Kathleen Falk’s career has been dedicated to public service, advocacy on behalf of our children and natural resources, and bringing people together to change the world for the better.
Most recently, she was named the Douglas Costle Chair and Visiting Professor in Environmental Law at the Vermont Law School.
Before that she was President Obama’s appointee as Regional Director for the US Department of Health and Human Services for the 52 million residents of the six Great Lakes states, charged with helping to implement the Administration’s agenda on a wide variety of human services issues, including bringing new health services to the many affected by the Flint, MI, water crisis.
Prior to that, Falk was the first woman elected–and longest serving–Dane County (Madison) Executive in the second largest county in Wisconsin. Her tenure was defined by strong management skills, innovative land and water protections, initiatives to help move families out of poverty, and reforms of the criminal justice system.

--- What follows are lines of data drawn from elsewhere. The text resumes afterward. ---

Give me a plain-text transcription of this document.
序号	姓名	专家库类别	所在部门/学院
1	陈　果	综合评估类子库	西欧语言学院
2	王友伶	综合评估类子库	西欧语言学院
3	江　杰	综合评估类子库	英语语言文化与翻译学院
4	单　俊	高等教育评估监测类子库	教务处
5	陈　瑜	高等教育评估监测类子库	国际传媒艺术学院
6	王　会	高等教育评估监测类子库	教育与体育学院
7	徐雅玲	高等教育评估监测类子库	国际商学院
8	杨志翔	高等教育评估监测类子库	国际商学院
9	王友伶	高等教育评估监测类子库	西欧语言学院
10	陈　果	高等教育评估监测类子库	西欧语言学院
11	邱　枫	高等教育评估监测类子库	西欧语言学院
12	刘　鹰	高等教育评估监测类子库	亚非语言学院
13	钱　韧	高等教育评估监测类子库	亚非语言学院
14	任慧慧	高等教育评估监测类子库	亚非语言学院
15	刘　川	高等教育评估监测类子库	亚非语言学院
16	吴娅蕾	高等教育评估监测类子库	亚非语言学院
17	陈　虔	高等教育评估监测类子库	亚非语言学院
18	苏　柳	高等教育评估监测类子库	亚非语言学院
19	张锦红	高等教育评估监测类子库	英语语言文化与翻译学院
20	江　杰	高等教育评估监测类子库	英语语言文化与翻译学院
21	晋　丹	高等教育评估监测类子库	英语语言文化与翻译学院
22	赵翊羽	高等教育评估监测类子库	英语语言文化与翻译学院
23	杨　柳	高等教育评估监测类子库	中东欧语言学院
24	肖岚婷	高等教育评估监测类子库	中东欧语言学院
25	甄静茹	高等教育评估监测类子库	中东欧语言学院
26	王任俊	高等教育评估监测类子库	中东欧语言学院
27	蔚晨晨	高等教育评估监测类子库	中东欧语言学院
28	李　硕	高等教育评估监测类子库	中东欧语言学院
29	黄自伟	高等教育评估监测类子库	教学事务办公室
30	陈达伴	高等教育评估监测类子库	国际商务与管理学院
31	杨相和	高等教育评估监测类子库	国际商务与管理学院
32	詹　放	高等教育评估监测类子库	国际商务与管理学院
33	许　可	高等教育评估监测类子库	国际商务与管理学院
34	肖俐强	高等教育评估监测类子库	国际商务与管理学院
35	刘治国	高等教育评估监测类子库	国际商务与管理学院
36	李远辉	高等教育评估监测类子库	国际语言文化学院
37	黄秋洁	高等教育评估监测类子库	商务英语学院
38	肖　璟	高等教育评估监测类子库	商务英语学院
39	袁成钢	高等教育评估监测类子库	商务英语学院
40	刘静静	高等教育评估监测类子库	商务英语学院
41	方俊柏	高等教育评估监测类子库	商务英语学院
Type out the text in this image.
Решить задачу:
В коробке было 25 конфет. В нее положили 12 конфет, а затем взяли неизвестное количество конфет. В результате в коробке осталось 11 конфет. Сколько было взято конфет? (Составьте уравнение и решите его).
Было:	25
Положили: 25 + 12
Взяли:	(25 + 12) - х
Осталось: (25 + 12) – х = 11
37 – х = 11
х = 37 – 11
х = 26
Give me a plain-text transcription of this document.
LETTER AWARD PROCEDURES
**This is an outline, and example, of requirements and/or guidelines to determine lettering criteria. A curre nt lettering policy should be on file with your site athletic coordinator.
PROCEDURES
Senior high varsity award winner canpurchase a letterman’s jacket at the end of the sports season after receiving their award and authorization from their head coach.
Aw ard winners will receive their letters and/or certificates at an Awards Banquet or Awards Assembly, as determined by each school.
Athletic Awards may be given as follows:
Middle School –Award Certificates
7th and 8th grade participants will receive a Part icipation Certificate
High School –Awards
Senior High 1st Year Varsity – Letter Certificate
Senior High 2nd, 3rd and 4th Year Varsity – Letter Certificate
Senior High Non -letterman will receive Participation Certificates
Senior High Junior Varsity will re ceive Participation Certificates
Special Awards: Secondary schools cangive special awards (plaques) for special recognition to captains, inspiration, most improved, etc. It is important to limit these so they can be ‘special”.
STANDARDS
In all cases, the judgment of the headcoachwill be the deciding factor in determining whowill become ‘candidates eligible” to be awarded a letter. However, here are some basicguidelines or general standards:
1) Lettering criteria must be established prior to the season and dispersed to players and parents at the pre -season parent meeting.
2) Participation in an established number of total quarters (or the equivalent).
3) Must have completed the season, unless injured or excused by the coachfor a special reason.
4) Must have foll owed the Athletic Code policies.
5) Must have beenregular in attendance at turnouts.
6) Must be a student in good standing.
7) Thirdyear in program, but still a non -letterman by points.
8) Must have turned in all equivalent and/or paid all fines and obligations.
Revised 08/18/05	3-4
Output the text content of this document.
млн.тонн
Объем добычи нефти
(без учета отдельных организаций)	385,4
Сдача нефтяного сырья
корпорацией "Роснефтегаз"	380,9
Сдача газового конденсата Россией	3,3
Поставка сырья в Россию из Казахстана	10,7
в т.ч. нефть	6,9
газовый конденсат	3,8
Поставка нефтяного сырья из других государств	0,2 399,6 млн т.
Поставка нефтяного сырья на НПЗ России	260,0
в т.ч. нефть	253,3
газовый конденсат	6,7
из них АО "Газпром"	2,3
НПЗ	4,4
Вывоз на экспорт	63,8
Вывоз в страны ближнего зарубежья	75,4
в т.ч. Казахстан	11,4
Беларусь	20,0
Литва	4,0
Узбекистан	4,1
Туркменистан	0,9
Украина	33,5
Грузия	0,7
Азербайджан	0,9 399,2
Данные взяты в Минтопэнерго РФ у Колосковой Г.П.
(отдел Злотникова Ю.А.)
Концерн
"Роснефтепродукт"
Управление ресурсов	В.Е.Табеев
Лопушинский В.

After graduation from Stanford University and the University of Wisconsin Law School, she began her career as co-director and general counsel of Wisconsin’s Environmental Decade. In that role, and then as the Public Intervenor–an Assistant Attorney General in the WI Department of Justice –she won groundbreaking court cases and changed public policy.
She has won numerous awards for her advocacy and leadership, but Falk says she only wants to be able to be able to say at the end of a day that she tried to make things a little bit better.